Efficacy and safety of mirodenafil
Mirodenafil (SK3530) is a newly developed oral PDE-5 inhibitor for the treatment of ED.43 Preclinical studies revealed that SK3530 has selectivity comparable with that of conventional PDE-5 inhibitors.43, 50 Paick et al.43 evaluated the efficacy and safety of mirodenafil in a total of 119 patients randomized at 10 centres in Korea. The patients received either mirodenafil (50, 100 or 150 mg) or placebo for an 8-week period. The efficacy of mirodenafil was assessed using the IIEF, SEP and GAQ. At the end of the study, all primary and secondary efficacy end points were statistically significantly improved by mirodenafil as compared with placebo (P<0.05). The most common adverse events were flushing, headache, dizziness and redness of the eyes (10.9%, 7.6%, 2.5% and 2.5%, respectively), and most were mild.

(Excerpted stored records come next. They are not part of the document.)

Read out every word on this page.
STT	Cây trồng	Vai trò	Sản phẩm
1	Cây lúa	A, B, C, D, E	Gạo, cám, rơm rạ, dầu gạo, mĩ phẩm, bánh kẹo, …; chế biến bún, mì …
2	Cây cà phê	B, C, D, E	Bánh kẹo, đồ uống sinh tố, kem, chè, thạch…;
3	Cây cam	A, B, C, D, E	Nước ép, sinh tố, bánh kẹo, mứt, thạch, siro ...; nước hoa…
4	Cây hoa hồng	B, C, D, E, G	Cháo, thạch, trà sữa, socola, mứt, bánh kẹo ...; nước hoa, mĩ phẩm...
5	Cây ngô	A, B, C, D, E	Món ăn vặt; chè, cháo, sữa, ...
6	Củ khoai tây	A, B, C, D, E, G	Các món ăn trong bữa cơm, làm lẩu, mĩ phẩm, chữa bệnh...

A consecutive clinical study of mirodenafil was conducted with 223 subjects who were randomly assigned to placebo or mirodenafil at fixed doses of 50 or 100 mg for 12 weeks.44 The mirodenafil 50 and 100 mg groups showed a significantly greater increase in the scores for IIEF question 3 regarding the availability of penile penetration to partner (P=0.0001 and P<0.0001, respectively) and question 4 (both P<0.0001) at the end point as compared with the placebo group. Mirodenafil in both doses significantly improved the IIEF, SEP2 and SEP3 scores and the GAQ as compared with placebo. The most frequent adverse events were facial flushing, headache, nausea and redness of the eyes.
Conclusion
The prevalence rate of ED in Asia ranged widely, from 2% to 88%. This finding indicates that ED is a common and major health problem in this region. However, sociocultural and economic factors in Asia prevent people from seeking and obtaining appropriate medical care. Five kinds of PDE-5 inhibitors for the treatment of ED have been studied in Asian countries: sildenafil, vardenafil, tadalafil, udenafil and mirodenafil. The results of RCTs have shown that these five PDE-5 inhibitors are more effective than placebo in improving erectile function in Asian men with ED. The adverse events reported by patients tended to be mild or moderate in severity, and the rate of discontinuation caused by adverse events was similar to those observed in Western countries. Further well-designed, long-term PDE-5 inhibitor trials are needed to evaluate their efficacy and safety in the presence of comorbid conditions or specific causes of ED.
The authors declare no competing financial interests.